I just finished doing research on urban farming in Senegal.  One of the ways in which urban farming is practiced is via microgardening, which is a government initiative.  It was initially aimed at "the poor" and "youth," but has ended up being practiced more by comparatively well-off women.  These women are looking for extra funding so that they can expand their activities.  They absolutely know it is in their best interest to start a group and to file the required paperwork so that they are more formalized, and therefore more attractive to independent donors.  What I enjoy seeing is how they work the system and how they are so absolutely tuned into what donors want to see.  What's also fascinating is how different perceptions of reality are between donors and the women themselves, and how people leverage perceptions towards their own self-interest/well-being. I really don't think these women see themselves as subjugated at all.  They access resources in multiple ways to benefit the overall well-being of their households.  And, as far as I can tell, their husbands don't begrudge them at all. 

Anyways...there's a lot going on here with respect to how people access resources, how 'access' itself is a form of capital that is facilitated by social and economic status, dissonance in perceptions of reality, how people exercise agency in accessing resources....and a lot of it challenges perceptions with respect to how, and to whom, aid gets administered.

Africa ebook said...

Not very surprising given Kiva's 'beauty-contest' 'tell best story' funding scheme. Most folks funding Kiva loans have never travelled/worked/studied the countries/cultures/needs of those seeking funding. No peer-review, rather 'pick ME' charity. 

Beyond lacking rigorous upfront evaluation, I'm alarmed by Kiva's lending rate. Kiva "partners" charge market average rates for short-term loans, even though no money is at risk and comes to partners at zero-interest. Kiva's charitable source of funds should permit partners to lend BELOW (often usury) market rates. High overhead or fat profits? 

Either way Kiva appears focused on promo front-end and out-sources critical loan relationship. If focused on social network/fund-raising vs actual recipient/community need, you should expect "socially" biased results. 

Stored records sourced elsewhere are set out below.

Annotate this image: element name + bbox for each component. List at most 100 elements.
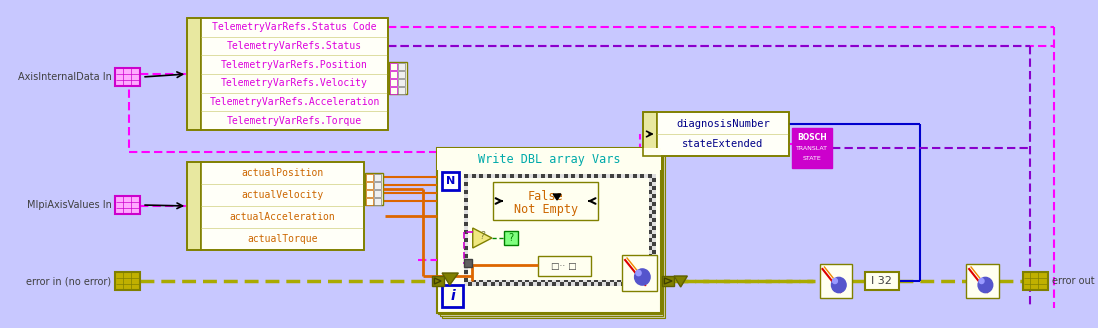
Bar xyxy=(625,250,629,254)
Bar xyxy=(526,262,529,266)
Bar xyxy=(648,282,652,286)
Text: ?: ? xyxy=(508,233,514,243)
Bar xyxy=(591,202,594,206)
Bar xyxy=(645,238,648,242)
Bar xyxy=(503,194,506,198)
Bar xyxy=(374,198,381,205)
Bar xyxy=(468,222,472,226)
Bar xyxy=(640,210,645,214)
Bar xyxy=(606,258,609,262)
Bar xyxy=(522,190,526,194)
Bar xyxy=(614,198,617,202)
Bar xyxy=(606,190,609,194)
Bar xyxy=(652,206,656,210)
Bar xyxy=(648,226,652,230)
Bar xyxy=(518,266,522,270)
Bar xyxy=(541,214,545,218)
Bar xyxy=(609,198,614,202)
Bar xyxy=(548,266,552,270)
Bar xyxy=(645,210,648,214)
Bar xyxy=(506,198,511,202)
Bar xyxy=(480,266,483,270)
Bar xyxy=(560,186,563,190)
Bar xyxy=(480,182,483,186)
Bar xyxy=(575,190,579,194)
Bar xyxy=(591,262,594,266)
Bar xyxy=(629,250,632,254)
Bar xyxy=(583,198,586,202)
Bar xyxy=(518,246,522,250)
Bar xyxy=(629,182,632,186)
Bar xyxy=(522,198,526,202)
Bar xyxy=(591,282,594,286)
Bar xyxy=(586,190,591,194)
Bar xyxy=(617,226,621,230)
Bar xyxy=(480,210,483,214)
Bar xyxy=(594,254,598,258)
Bar xyxy=(598,254,602,258)
Bar xyxy=(480,270,483,274)
Bar xyxy=(506,238,511,242)
Bar xyxy=(609,222,614,226)
Bar xyxy=(545,174,548,178)
Bar xyxy=(568,230,571,234)
Bar xyxy=(503,202,506,206)
Bar xyxy=(648,266,652,270)
Bar xyxy=(552,234,556,238)
Bar xyxy=(617,186,621,190)
Bar xyxy=(503,254,506,258)
Bar xyxy=(472,258,475,262)
Bar xyxy=(606,266,609,270)
Bar xyxy=(640,262,645,266)
Bar xyxy=(594,182,598,186)
Bar xyxy=(606,262,609,266)
Bar xyxy=(645,174,648,178)
Bar xyxy=(598,214,602,218)
Bar xyxy=(483,238,488,242)
Bar xyxy=(563,174,568,178)
Bar xyxy=(632,214,637,218)
Bar xyxy=(483,202,488,206)
Bar xyxy=(625,242,629,246)
Bar xyxy=(594,190,598,194)
Bar xyxy=(480,202,483,206)
Bar xyxy=(637,182,640,186)
Bar xyxy=(614,246,617,250)
Bar xyxy=(556,254,560,258)
Bar xyxy=(591,230,594,234)
Bar xyxy=(579,206,583,210)
Bar xyxy=(472,182,475,186)
Bar xyxy=(602,214,606,218)
Bar xyxy=(609,270,614,274)
Bar xyxy=(609,282,614,286)
Bar xyxy=(498,246,503,250)
Bar xyxy=(390,62,406,94)
Bar xyxy=(529,190,534,194)
Bar xyxy=(606,194,609,198)
Bar xyxy=(637,198,640,202)
Bar xyxy=(534,242,537,246)
Bar xyxy=(534,194,537,198)
Bar xyxy=(552,174,556,178)
Bar xyxy=(625,262,629,266)
Bar xyxy=(541,278,545,282)
Bar xyxy=(491,230,495,234)
Bar xyxy=(598,266,602,270)
Bar xyxy=(514,198,518,202)
Bar xyxy=(598,198,602,202)
Bar xyxy=(483,262,488,266)
Bar xyxy=(617,270,621,274)
Bar xyxy=(594,226,598,230)
Bar xyxy=(464,282,468,286)
Bar xyxy=(537,190,541,194)
Bar xyxy=(488,250,491,254)
Bar xyxy=(187,18,389,130)
Bar xyxy=(495,194,498,198)
Bar xyxy=(480,282,483,286)
Bar xyxy=(579,278,583,282)
Bar xyxy=(629,266,632,270)
Bar xyxy=(602,254,606,258)
Bar xyxy=(637,218,640,222)
Bar xyxy=(472,174,475,178)
Bar xyxy=(545,266,548,270)
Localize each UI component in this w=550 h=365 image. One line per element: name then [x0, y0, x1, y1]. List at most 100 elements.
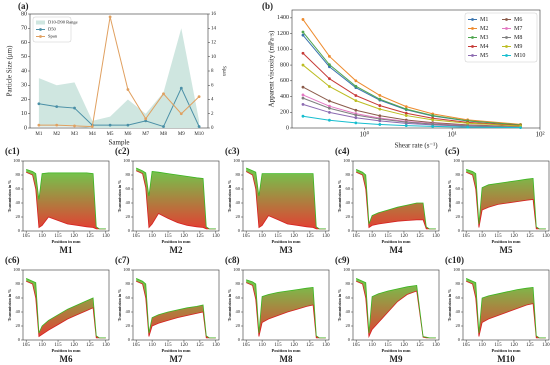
y-tick-label: 600 — [280, 78, 289, 84]
panel-label: (c3) — [225, 146, 240, 156]
y-tick-label: 0 — [18, 337, 21, 342]
x-axis-label: Position in mm — [161, 239, 190, 244]
data-point — [301, 103, 305, 106]
y-tick-label: 60 — [346, 186, 351, 191]
legend-label: M1 — [480, 17, 488, 23]
y2-tick-label: 16 — [211, 12, 217, 17]
data-point — [73, 106, 76, 110]
data-point — [37, 123, 41, 127]
x-tick-label: 120 — [400, 234, 408, 239]
x-tick-label: 105 — [22, 343, 30, 348]
x-tick-label: 125 — [196, 234, 204, 239]
plot-frame — [22, 269, 110, 341]
profile-spread — [466, 169, 546, 229]
y-tick-label: 50 — [21, 54, 27, 60]
x-tick-label: 110 — [258, 234, 266, 239]
y-tick-label: 0 — [348, 337, 351, 342]
x-tick-label: 115 — [274, 234, 282, 239]
x-tick-label: 120 — [400, 343, 408, 348]
y-tick-label: 80 — [126, 172, 131, 177]
legend-label: M10 — [514, 53, 525, 59]
data-point — [431, 114, 435, 117]
legend-marker — [471, 36, 474, 39]
data-point — [378, 117, 382, 121]
plot-frame — [352, 160, 440, 232]
x-tick-label: 125 — [86, 234, 94, 239]
y-tick-label: 0 — [458, 228, 461, 233]
series-line — [38, 16, 200, 128]
x-tick-label: 10² — [535, 131, 544, 139]
data-point — [301, 114, 305, 118]
x-tick-label: M2 — [53, 132, 60, 137]
y-tick-label: 20 — [236, 323, 241, 328]
legend-marker — [471, 45, 474, 48]
y-tick-label: 100 — [13, 267, 21, 272]
y-tick-label: 20 — [21, 97, 27, 103]
plot-frame — [462, 269, 550, 341]
profile-line — [26, 278, 106, 339]
x-tick-label: 125 — [306, 343, 314, 348]
y-tick-label: 100 — [453, 158, 461, 163]
profile-line — [356, 278, 436, 339]
data-point — [354, 121, 358, 125]
legend-label: M8 — [514, 35, 522, 41]
y-axis-label: Transmission in % — [227, 180, 232, 212]
y2-axis-label: Span — [221, 66, 226, 77]
y-tick-label: 60 — [456, 295, 461, 300]
x-tick-label: 130 — [102, 343, 110, 348]
x-tick-label: M1 — [35, 132, 42, 137]
panel-label: (a) — [18, 1, 29, 11]
x-tick-label: 130 — [212, 343, 220, 348]
y-tick-label: 400 — [280, 94, 289, 100]
series-line — [302, 86, 521, 128]
x-tick-label: M8 — [160, 132, 167, 137]
x-tick-label: 105 — [132, 234, 140, 239]
y-tick-label: 0 — [128, 337, 131, 342]
y-axis-label: Transmission in % — [227, 289, 232, 321]
y-tick-label: 60 — [236, 186, 241, 191]
y-tick-label: 40 — [21, 68, 27, 74]
y2-tick-label: 4 — [211, 98, 214, 103]
data-point — [162, 92, 165, 96]
legend-label: M2 — [480, 26, 488, 32]
data-point — [126, 123, 130, 127]
x-tick-label: 105 — [22, 234, 30, 239]
panel-label: (c9) — [335, 255, 350, 265]
y-tick-label: 80 — [346, 281, 351, 286]
x-axis-label: Position in mm — [271, 348, 300, 353]
data-point — [197, 95, 201, 99]
x-tick-label: 115 — [494, 234, 502, 239]
y-tick-label: 0 — [238, 337, 241, 342]
x-tick-label: 110 — [368, 234, 376, 239]
y-tick-label: 0 — [238, 228, 241, 233]
y-tick-label: 40 — [126, 200, 131, 205]
x-tick-label: 125 — [86, 343, 94, 348]
data-point — [404, 124, 408, 128]
x-tick-label: 115 — [54, 234, 62, 239]
x-tick-label: 120 — [70, 234, 78, 239]
panel-label: (c6) — [5, 255, 20, 265]
legend-marker — [471, 27, 474, 30]
x-tick-label: M3 — [71, 132, 78, 137]
x-tick-label: 115 — [164, 343, 172, 348]
y-tick-label: 100 — [453, 267, 461, 272]
plot-frame — [22, 160, 110, 232]
x-tick-label: 110 — [38, 343, 46, 348]
data-point — [301, 18, 305, 21]
legend-marker — [505, 36, 508, 39]
x-tick-label: M5 — [107, 132, 114, 137]
legend-label: M5 — [480, 53, 488, 59]
y-tick-label: 100 — [343, 267, 351, 272]
x-tick-label: 130 — [542, 343, 550, 348]
legend-label: Span — [48, 34, 58, 39]
legend-marker — [39, 28, 42, 31]
series-line — [302, 52, 521, 127]
x-tick-label: 115 — [54, 343, 62, 348]
panel-label: (c2) — [115, 146, 130, 156]
x-tick-label: 120 — [290, 234, 298, 239]
x-axis-label: Position in mm — [381, 239, 410, 244]
y-tick-label: 100 — [123, 267, 131, 272]
plot-frame — [132, 160, 220, 232]
panel-label: (c7) — [115, 255, 130, 265]
data-point — [378, 123, 382, 126]
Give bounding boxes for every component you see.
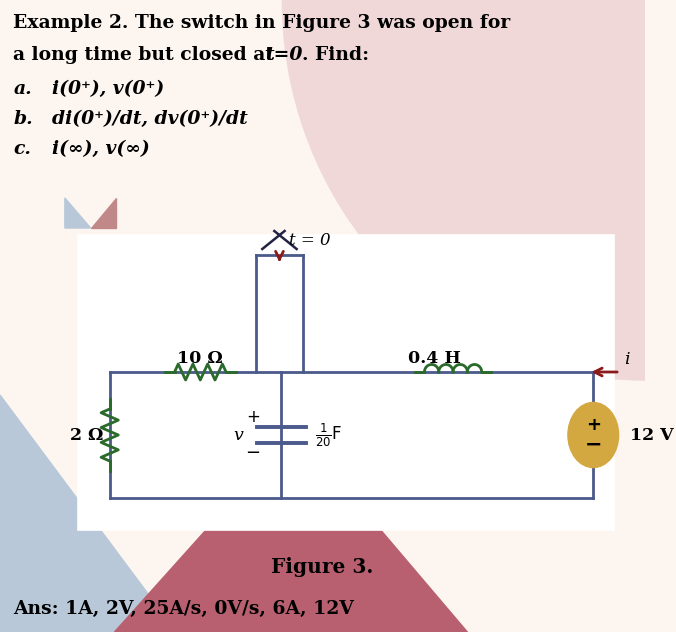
Text: Figure 3.: Figure 3. [271,557,374,577]
Polygon shape [114,430,467,632]
Text: t=0: t=0 [265,46,303,64]
Text: a.: a. [14,80,32,98]
Polygon shape [0,395,176,632]
Text: $\frac{1}{20}$F: $\frac{1}{20}$F [315,422,342,449]
Text: +: + [586,416,601,434]
Text: −: − [245,444,260,462]
Text: a long time but closed at: a long time but closed at [14,46,281,64]
Text: di(0⁺)/dt, dv(0⁺)/dt: di(0⁺)/dt, dv(0⁺)/dt [53,110,248,128]
Ellipse shape [569,403,618,467]
Text: +: + [246,408,260,426]
Text: . Find:: . Find: [302,46,370,64]
Text: i(0⁺), v(0⁺): i(0⁺), v(0⁺) [53,80,165,98]
Bar [78,235,614,530]
Polygon shape [91,198,116,228]
Text: 10 Ω: 10 Ω [177,350,223,367]
Text: Ans: 1A, 2V, 25A/s, 0V/s, 6A, 12V: Ans: 1A, 2V, 25A/s, 0V/s, 6A, 12V [14,600,354,618]
Text: i(∞), v(∞): i(∞), v(∞) [53,140,150,158]
Text: v: v [234,427,243,444]
Text: 12 V: 12 V [629,427,673,444]
Text: −: − [585,435,602,455]
Text: 2 Ω: 2 Ω [70,427,103,444]
Text: t = 0: t = 0 [289,232,331,249]
Text: c.: c. [14,140,31,158]
Text: 0.4 H: 0.4 H [408,350,460,367]
Wedge shape [283,0,645,380]
Text: i: i [624,351,629,368]
Polygon shape [65,198,91,228]
Text: Example 2. The switch in Figure 3 was open for: Example 2. The switch in Figure 3 was op… [14,14,510,32]
Text: b.: b. [14,110,33,128]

PRO micro-credit schemes, local lending groups, peer review.

Tom Murphy said...

Thanks Stephanie.  Any chance you can share your research.  I would be interested in learning more.  Frankly I am not surprised by what you find.  Although it is certainly a good thing to support business growth, what you experienced is not the same thing that many people hear when microfinance is touted.  I definitely want to hear more on your ideas of access.  That is a pretty important component to administering aid interventions.

Stephanie White said...

I've only just started to write up my results.  I'm doing 3 different papers, and the first one is on gender.  I'll probably get at something related to what we're talking about here in that first paper and will indeed share it...I just have to figure out when the proper time to do that is.

MJ said...

The authors may conjecture that Kiva donors have been reading reports about microfinance successes and failures. As a professional cynic I have to voice my skepticism. Women are just often perceived as 'needier' (it's always damsels who are in distress, killing innocent women in wartime is somehow worse than killing innocent men). Ditto "groups" might further improve the warm, fuzzy feeling for donors that this is all a great bit of social do-goodery, forgetting that the management challenges are much simpler for single owner businesses. These strike me as simpler more likely explanations than that Kiva donors have been reading up on the technical side of microfinance.

Tom Murphy said...

Excellent point.  I do not see any reason to disagree with you on that.  Especially the point about women.  I think larger narratives paint them and children as in need of our help.

Jon Wilson said...

"Microfinance has been packaged to be something which is portrayed as aimed at women." Isn't that rather silly? Both men and women need money. I don't understand this kind of gender bias.